THE LABOUR government may be blowing away much of the secrecy that cloaked its predecessor's approach to claims that hundreds of soldiers were made ill by vaccines given to protect them from chemical and biological weapons during the Gulf War, but for the sick veterans there can only be small satisfaction.

For, six years on, not one has received a penny in compensation.

But the shameful treatment of their claims by the Ministry of Defence demands that they are owed more than an explanation or apology.

For there is no doubt that they are the victims of disgraceful cover-ups and blunders.

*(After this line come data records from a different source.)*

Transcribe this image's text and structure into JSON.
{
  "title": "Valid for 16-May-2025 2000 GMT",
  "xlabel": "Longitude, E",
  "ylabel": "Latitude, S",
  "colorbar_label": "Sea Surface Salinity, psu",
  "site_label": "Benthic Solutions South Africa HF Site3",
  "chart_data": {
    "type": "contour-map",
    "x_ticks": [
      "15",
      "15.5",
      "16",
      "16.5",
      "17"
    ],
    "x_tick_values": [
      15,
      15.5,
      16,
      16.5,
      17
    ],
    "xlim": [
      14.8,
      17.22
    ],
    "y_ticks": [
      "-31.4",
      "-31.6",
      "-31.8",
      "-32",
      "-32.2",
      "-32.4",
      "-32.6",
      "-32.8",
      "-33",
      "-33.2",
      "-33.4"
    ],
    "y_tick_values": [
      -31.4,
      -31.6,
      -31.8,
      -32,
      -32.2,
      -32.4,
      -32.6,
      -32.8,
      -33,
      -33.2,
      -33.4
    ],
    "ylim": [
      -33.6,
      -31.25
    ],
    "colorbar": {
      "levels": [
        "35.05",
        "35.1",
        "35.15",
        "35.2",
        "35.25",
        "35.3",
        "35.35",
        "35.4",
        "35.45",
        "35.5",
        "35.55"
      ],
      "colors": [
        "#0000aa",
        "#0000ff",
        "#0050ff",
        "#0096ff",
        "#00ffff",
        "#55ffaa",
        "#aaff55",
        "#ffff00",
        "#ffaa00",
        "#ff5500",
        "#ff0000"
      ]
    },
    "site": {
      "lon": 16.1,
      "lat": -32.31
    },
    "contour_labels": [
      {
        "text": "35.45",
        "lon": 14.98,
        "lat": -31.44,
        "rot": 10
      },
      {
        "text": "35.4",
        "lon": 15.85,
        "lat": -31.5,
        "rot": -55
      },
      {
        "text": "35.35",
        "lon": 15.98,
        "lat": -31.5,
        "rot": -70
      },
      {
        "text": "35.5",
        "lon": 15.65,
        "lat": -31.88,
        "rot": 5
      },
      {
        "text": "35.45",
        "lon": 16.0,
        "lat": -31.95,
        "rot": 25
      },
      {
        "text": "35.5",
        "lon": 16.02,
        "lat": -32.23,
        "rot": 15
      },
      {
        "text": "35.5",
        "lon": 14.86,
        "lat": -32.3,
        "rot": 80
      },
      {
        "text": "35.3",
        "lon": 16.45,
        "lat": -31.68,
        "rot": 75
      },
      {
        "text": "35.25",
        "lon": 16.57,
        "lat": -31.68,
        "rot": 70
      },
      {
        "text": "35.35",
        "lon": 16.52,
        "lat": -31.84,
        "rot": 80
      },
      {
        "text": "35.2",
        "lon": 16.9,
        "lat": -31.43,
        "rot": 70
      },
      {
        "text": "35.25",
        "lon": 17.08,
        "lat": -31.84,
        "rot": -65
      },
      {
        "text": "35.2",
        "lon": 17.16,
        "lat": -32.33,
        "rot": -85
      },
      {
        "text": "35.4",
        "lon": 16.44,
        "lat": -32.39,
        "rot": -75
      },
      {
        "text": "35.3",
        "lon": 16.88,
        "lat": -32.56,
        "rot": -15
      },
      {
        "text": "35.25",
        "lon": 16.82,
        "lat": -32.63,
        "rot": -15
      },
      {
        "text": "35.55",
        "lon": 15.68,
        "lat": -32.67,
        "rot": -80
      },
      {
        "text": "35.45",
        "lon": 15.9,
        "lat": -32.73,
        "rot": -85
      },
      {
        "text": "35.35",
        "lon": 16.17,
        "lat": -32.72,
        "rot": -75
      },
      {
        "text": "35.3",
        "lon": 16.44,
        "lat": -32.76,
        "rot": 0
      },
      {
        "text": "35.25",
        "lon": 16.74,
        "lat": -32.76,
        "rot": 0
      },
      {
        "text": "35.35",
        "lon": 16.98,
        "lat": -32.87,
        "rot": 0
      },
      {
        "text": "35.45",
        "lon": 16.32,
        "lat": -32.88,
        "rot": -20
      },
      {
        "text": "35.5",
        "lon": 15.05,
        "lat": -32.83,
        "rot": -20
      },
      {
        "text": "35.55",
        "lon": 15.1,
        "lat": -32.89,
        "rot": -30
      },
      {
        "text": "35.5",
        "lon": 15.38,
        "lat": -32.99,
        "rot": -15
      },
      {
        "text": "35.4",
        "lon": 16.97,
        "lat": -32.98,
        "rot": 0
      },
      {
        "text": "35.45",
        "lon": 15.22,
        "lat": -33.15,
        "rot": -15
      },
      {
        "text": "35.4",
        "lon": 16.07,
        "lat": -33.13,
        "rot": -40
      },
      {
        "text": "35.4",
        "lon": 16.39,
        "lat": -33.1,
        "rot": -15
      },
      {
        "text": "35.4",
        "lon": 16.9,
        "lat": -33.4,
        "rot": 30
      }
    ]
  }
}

It has already been disclosed that Parliament was repeatedly misled over the extent to which troops in the Gulf were exposed to harmful organophosphate pesticides.

Yet, so far, the upshot of this alarming admission is merely that of a "formal reprimand" for just one civil servant involved in the failure to tell Ministers the true story.

Now, the government reveals that servicemen were injected with unlicensed drugs and that a warning from the Department of Health to the MoD about the possible dangers of giving men whooping cough and anthrax vaccines together was ignored.

The official position now is that all these things happened but that there is no evidence that this risk-laden dosing of men with unapproved vaccines did anyone any harm.

So no compensation.

What a shabby attitude to take.

For if it was only one ex-soldier claiming illness as a result - and not, as is the case, more than 1,000 of the 53,000 who served in the Gulf - a caring and honest government would allow him all the medical and financial help he needed after he had been found to have been dealt with so negligently and disgracefully on its behalf.